I filosofi hanno da tempo tentato di interpretare la guerra attraverso lenti etiche. Alcuni sostengono che la violenza, sebbene distruttiva, possa essere moralmente giustificata quando serve a proteggere i diritti umani e a prevenire ingiustizie maggiori. Altri, invece, ritengono che la guerra, per la sua natura incontrollabile e devastante, sia intrinsecamente immorale, poiché porta con sé la negazione della dignità umana. Questa tensione tra realismo politico e idealismo etico continua a essere al centro del dibattito.

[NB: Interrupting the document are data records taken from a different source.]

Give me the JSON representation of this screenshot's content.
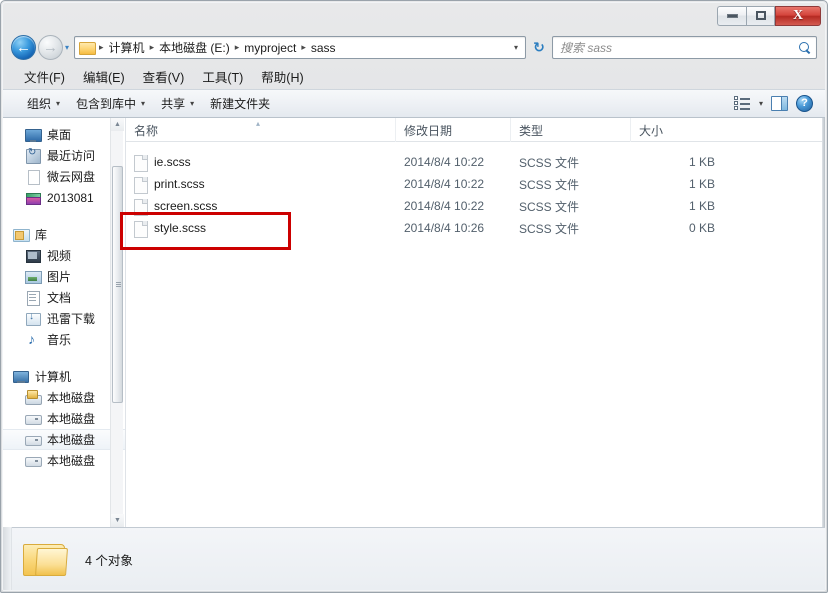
{
  "window": {
    "controls": {
      "minimize": "–",
      "maximize": "▭",
      "close": "X"
    }
  },
  "addressbar": {
    "back_glyph": "←",
    "forward_glyph": "→",
    "history_glyph": "▾",
    "dropdown_glyph": "▾",
    "refresh_glyph": "↻",
    "crumbs": [
      {
        "label": "计算机"
      },
      {
        "label": "本地磁盘 (E:)"
      },
      {
        "label": "myproject"
      },
      {
        "label": "sass"
      }
    ],
    "separator": "▸"
  },
  "search": {
    "placeholder": "搜索 sass"
  },
  "menubar": {
    "items": [
      {
        "label": "文件(F)"
      },
      {
        "label": "编辑(E)"
      },
      {
        "label": "查看(V)"
      },
      {
        "label": "工具(T)"
      },
      {
        "label": "帮助(H)"
      }
    ]
  },
  "commandbar": {
    "items": [
      {
        "label": "组织",
        "caret": "▾"
      },
      {
        "label": "包含到库中",
        "caret": "▾"
      },
      {
        "label": "共享",
        "caret": "▾"
      },
      {
        "label": "新建文件夹",
        "caret": ""
      }
    ],
    "views_caret": "▾",
    "help_glyph": "?"
  },
  "sidebar": {
    "favorites": [
      {
        "label": "桌面",
        "icon": "desktop-icon"
      },
      {
        "label": "最近访问",
        "icon": "recent-places-icon"
      },
      {
        "label": "微云网盘",
        "icon": "document-icon"
      },
      {
        "label": "2013081",
        "icon": "books-icon"
      }
    ],
    "library_head": {
      "label": "库",
      "icon": "library-icon"
    },
    "library_items": [
      {
        "label": "视频",
        "icon": "video-icon"
      },
      {
        "label": "图片",
        "icon": "pictures-icon"
      },
      {
        "label": "文档",
        "icon": "documents-icon"
      },
      {
        "label": "迅雷下载",
        "icon": "download-icon"
      },
      {
        "label": "音乐",
        "icon": "music-icon"
      }
    ],
    "computer_head": {
      "label": "计算机",
      "icon": "computer-icon"
    },
    "drives": [
      {
        "label": "本地磁盘",
        "icon": "system-disk-icon",
        "selected": false
      },
      {
        "label": "本地磁盘",
        "icon": "disk-icon",
        "selected": false
      },
      {
        "label": "本地磁盘",
        "icon": "disk-icon",
        "selected": true
      },
      {
        "label": "本地磁盘",
        "icon": "disk-icon",
        "selected": false
      }
    ],
    "scroll_up_glyph": "▲",
    "scroll_down_glyph": "▼"
  },
  "filelist": {
    "columns": [
      {
        "label": "名称"
      },
      {
        "label": "修改日期"
      },
      {
        "label": "类型"
      },
      {
        "label": "大小"
      }
    ],
    "sort_glyph": "▴",
    "rows": [
      {
        "name": "ie.scss",
        "date": "2014/8/4 10:22",
        "type": "SCSS 文件",
        "size": "1 KB"
      },
      {
        "name": "print.scss",
        "date": "2014/8/4 10:22",
        "type": "SCSS 文件",
        "size": "1 KB"
      },
      {
        "name": "screen.scss",
        "date": "2014/8/4 10:22",
        "type": "SCSS 文件",
        "size": "1 KB"
      },
      {
        "name": "style.scss",
        "date": "2014/8/4 10:26",
        "type": "SCSS 文件",
        "size": "0 KB"
      }
    ]
  },
  "annotation": {
    "color": "#cc0000"
  },
  "statusbar": {
    "text": "4 个对象"
  }
}
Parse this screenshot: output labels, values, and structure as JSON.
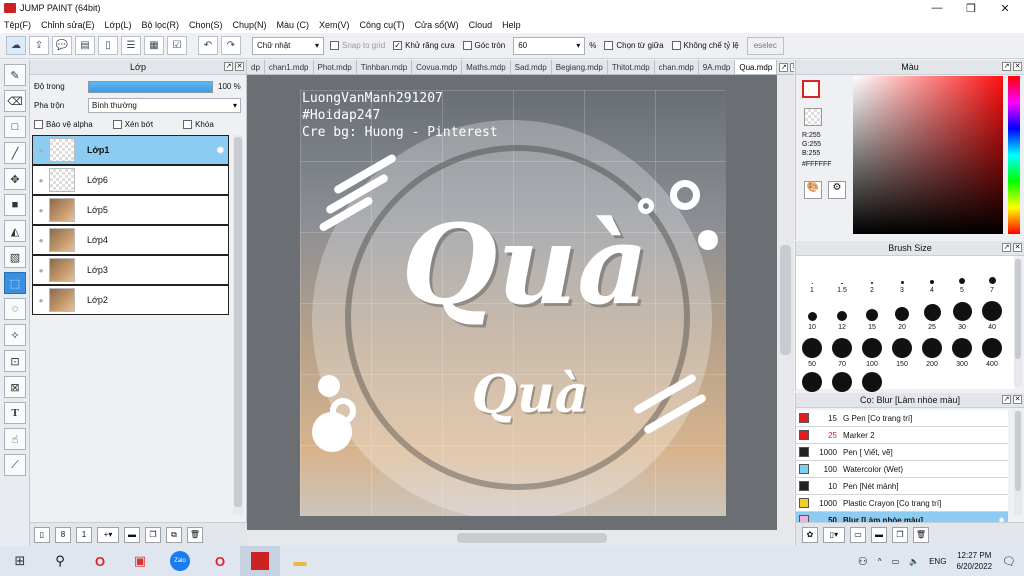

Le testimonianze di chi ha vissuto il conflitto offrono uno spaccato umano e profondamente toccante. Veterani, rifugiati e civili raccontano storie di dolore e resistenza, evidenziando come, anche nei momenti più bui, emergano gesti di solidarietà e coraggio. Queste esperienze dirette mettono in luce la complessità della moralità in guerra: in mezzo alla distruzione, ci sono atti di umanità che sfidano l’idea di un conflitto privo di qualsiasi valore etico.

La domanda “Ma la guerra ha una morale?” rimane aperta, proprio perché la realtà del conflitto è fatta di sfumature e contraddizioni. Sebbene esistano regole e codici che cercano di imprimere un ordine morale anche nelle situazioni più caotiche, la natura stessa della guerra sembra respingere ogni tentativo di riduzione a criteri semplicistici. La sfida per il futuro risiede proprio nel coltivare una cultura di pace che, partendo dal riconoscimento degli errori del passato, possa evitare che la guerra diventi l’unico mezzo per risolvere le controversie.

In definitiva, la guerra, pur non potendo mai essere definita moralmente positiva, continua a essere teatro di scelte etiche complesse e poco trasparenti, in cui il giudizio finale dipende spesso dal punto di vista di chi lo osserva. La riflessione su questo tema è un invito a non dimenticare mai l’umanità, anche quando ci si trova ad affrontare le sue espressioni più violente e contraddittorie.